Waldlaw Blog

Thursday, August 12, 2010

Marriage Equality -- Who Thought it Would All Come Down to Standing??

Every law school graduate throughout the United States has had, at one time, to learn about standing. It is part of the basic, first year, civil procedure curriculum. However, many of us have not had to seriously think about standing since our first year of law school -- which, for me, was over 25 years ago.

The battle over marriage equality in California has now come down to a very matter-of-fact legal issue of who, if anyone, has standing to appeal.

To briefly recap: In May, 2008, the California Supreme Court found that it was a violation of equal protection under the California Constitution for the state to deny same-sex couples the right to marry. They found that lesbians and gay men formed a suspect class, entitled to heightened protection under the state Constitution; and that marriage was a fundamental, constitutional right that could not be denied to this class. From June, 2008 -- when the decision went into effect -- until November, 2008, approximately 18,000 same-sex couples were legally married in California.

Then, on November 4, 2008, Proposition 8 passed by a 52-48% vote, thereby amending the California Constitution to provide that the only marriages recognized in California would be marriages between one man and one woman. Proposition 8 was subsequently upheld as constitutional, under the now-amended California Constitution, by the California Supreme Court. In spring, 2009, two gay couples filed a lawsuit in federal court to have Proposition 8 declared unconstitutional under the United States constitution.

Last week, in a historic ruling, United States District Court Judge Vaughn Walker -- a Reagan appointee who has hardly been known for his progressive views -- ruled that Proposition 8 violated both the Due Process and Equal Protection clauses of the United States Constitution. His decision, all 136 pages of it, was based on actual testimony and evidence from an actual trial on the issue, and was quite a piece of jurisprudence.
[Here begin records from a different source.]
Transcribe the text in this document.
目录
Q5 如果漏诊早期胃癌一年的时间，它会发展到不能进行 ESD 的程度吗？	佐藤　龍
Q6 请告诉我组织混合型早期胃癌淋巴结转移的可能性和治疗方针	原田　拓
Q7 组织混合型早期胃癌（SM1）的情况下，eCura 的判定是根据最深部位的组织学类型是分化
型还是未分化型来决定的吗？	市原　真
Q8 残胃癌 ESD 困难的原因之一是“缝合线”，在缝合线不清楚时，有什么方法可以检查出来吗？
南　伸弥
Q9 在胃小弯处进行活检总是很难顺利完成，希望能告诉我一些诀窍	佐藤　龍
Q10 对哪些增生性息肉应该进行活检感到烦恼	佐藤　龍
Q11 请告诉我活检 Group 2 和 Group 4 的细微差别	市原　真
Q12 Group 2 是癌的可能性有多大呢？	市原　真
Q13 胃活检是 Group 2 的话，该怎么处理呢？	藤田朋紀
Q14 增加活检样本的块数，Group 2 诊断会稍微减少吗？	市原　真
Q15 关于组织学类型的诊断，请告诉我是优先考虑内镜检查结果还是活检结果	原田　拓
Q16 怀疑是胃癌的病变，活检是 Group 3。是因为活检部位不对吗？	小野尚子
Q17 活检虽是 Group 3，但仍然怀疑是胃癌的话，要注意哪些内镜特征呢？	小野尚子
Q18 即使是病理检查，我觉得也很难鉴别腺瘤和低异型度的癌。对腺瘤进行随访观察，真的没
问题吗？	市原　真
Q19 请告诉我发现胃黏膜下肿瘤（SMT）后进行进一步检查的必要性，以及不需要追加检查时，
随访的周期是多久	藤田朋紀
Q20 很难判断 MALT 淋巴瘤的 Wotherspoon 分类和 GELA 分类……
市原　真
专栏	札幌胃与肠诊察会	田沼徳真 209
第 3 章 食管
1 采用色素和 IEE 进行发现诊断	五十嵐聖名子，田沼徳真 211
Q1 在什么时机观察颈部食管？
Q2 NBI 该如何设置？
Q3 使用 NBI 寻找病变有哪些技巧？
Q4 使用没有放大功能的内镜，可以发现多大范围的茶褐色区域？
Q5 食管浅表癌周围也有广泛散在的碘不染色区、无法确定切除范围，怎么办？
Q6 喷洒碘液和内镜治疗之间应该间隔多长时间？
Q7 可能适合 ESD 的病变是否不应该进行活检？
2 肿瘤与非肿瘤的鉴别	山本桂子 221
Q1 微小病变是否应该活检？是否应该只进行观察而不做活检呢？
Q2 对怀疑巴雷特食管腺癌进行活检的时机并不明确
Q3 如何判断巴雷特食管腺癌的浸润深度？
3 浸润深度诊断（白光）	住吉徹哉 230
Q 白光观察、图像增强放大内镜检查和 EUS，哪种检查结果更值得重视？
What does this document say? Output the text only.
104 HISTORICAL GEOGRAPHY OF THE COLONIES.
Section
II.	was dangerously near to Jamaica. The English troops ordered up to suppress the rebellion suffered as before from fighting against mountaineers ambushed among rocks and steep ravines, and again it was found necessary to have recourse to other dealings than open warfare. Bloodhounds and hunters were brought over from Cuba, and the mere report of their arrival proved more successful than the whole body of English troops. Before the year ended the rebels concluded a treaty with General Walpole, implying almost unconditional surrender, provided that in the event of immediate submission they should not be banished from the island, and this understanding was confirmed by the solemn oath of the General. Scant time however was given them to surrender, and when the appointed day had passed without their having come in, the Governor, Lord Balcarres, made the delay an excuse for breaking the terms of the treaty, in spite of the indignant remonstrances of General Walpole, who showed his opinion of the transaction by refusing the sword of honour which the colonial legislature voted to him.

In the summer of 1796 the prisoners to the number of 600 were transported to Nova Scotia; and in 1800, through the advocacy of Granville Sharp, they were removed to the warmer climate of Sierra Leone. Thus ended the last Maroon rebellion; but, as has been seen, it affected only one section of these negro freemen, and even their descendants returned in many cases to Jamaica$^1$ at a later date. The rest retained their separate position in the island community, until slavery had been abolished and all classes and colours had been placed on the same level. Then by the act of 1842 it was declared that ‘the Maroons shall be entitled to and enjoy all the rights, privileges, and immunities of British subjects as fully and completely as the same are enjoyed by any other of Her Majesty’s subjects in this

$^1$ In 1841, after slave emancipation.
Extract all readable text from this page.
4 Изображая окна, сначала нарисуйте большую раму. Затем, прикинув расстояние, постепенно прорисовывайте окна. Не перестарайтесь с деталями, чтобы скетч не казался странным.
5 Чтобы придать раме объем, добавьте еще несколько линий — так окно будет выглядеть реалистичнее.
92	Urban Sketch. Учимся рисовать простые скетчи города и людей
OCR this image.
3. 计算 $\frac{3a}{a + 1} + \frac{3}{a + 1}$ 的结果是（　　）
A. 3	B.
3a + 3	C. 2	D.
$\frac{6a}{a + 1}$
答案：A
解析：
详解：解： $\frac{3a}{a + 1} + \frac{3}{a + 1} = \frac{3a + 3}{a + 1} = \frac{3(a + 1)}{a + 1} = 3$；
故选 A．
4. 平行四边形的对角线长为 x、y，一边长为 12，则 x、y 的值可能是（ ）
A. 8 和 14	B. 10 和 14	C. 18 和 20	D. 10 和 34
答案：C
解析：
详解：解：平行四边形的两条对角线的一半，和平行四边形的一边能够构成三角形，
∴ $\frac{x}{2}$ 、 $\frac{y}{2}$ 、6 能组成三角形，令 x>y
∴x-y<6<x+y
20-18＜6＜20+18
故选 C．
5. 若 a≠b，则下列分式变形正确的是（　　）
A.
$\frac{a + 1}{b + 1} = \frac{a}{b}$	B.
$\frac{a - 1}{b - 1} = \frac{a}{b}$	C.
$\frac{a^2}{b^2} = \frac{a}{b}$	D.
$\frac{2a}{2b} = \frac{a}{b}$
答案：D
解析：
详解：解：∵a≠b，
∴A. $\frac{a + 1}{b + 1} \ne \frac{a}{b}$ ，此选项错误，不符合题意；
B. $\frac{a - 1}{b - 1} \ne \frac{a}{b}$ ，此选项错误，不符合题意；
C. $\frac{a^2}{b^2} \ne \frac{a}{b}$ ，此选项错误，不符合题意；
But on to standing....

The federal case is Perry v. Schwarzenegger. Not Perry v. The-Proponents-of-Prop-8. And so far, Governor Schwarzenegger has indicated that he agrees with Judge Walker's ruling and will not appeal. And if neither the plaintiff nor the defendant appeals, the case is generally over. The pro-Prop-8 folks were allowed to enter the trial court proceedings as intervenors, but they were not parties to those proceedings. And as a general rule, only parties have a right to appeal. So here we sit.

Judge Walker has issued an injunction against the enforcement of Prop 8, but has stayed that injunction until 5:00 p.m. on Wednesday, August 18. Between now and then, the 9th Circuit Court of Appeals will have to decide whether or not to allow Judge Walker's ruling to go into effect. Which may well come down to standing -- that is, whether the folks asking the 9th Circuit to stay Judge Walker's ruling have the right to be heard on the issue.

Standing is actually an important legal concept. It comes up from time to time in my adoption cases. As I explain it to my clients, it limits who has the right to raise legal issues. For example, an acquaintance cannot petition the court to adopt my two teenage sons unless I -- as the parent -- place my sons with the acquaintance for adoption, because without this preliminary act by me they don't have standing to file for adoption -- that is, they aren't someone with a right to pursue that particular action. If I sue my neighbor for building a fence in the wrong place, and then my neighbor and I work it out, the guy across the street can't pursue the action on his own unless he can show that the fence is hurting him, and not just me and my neighbor. If the fence only impacts me and my neighbor, the guy across the street is just a bystander -- and bystanders don't have independent access to the courts.

Whether the state of California should or should not issue marriage licenses to same-sex couples is between same-sex couples and the state of California -- everyone else is a bystander. Or are they? Ultimately, this may be the issue that decides whether the state will in fact resume issuing marriage licenses to same-sex couples next week or not.

Is it up to our duly elected representatives to represent our state, or is it up to an independent group of passionate citizens? This is not about the courts taking over, as some would suggest. We still have a balance of power in California. But when the Judiciary, the Legislature and the Executive Branch are all in agreement that it is time to grant full equality to lesbian and gay families in our state, who -- if anyone -- gets to keep up the fight on behalf of "the people" of California?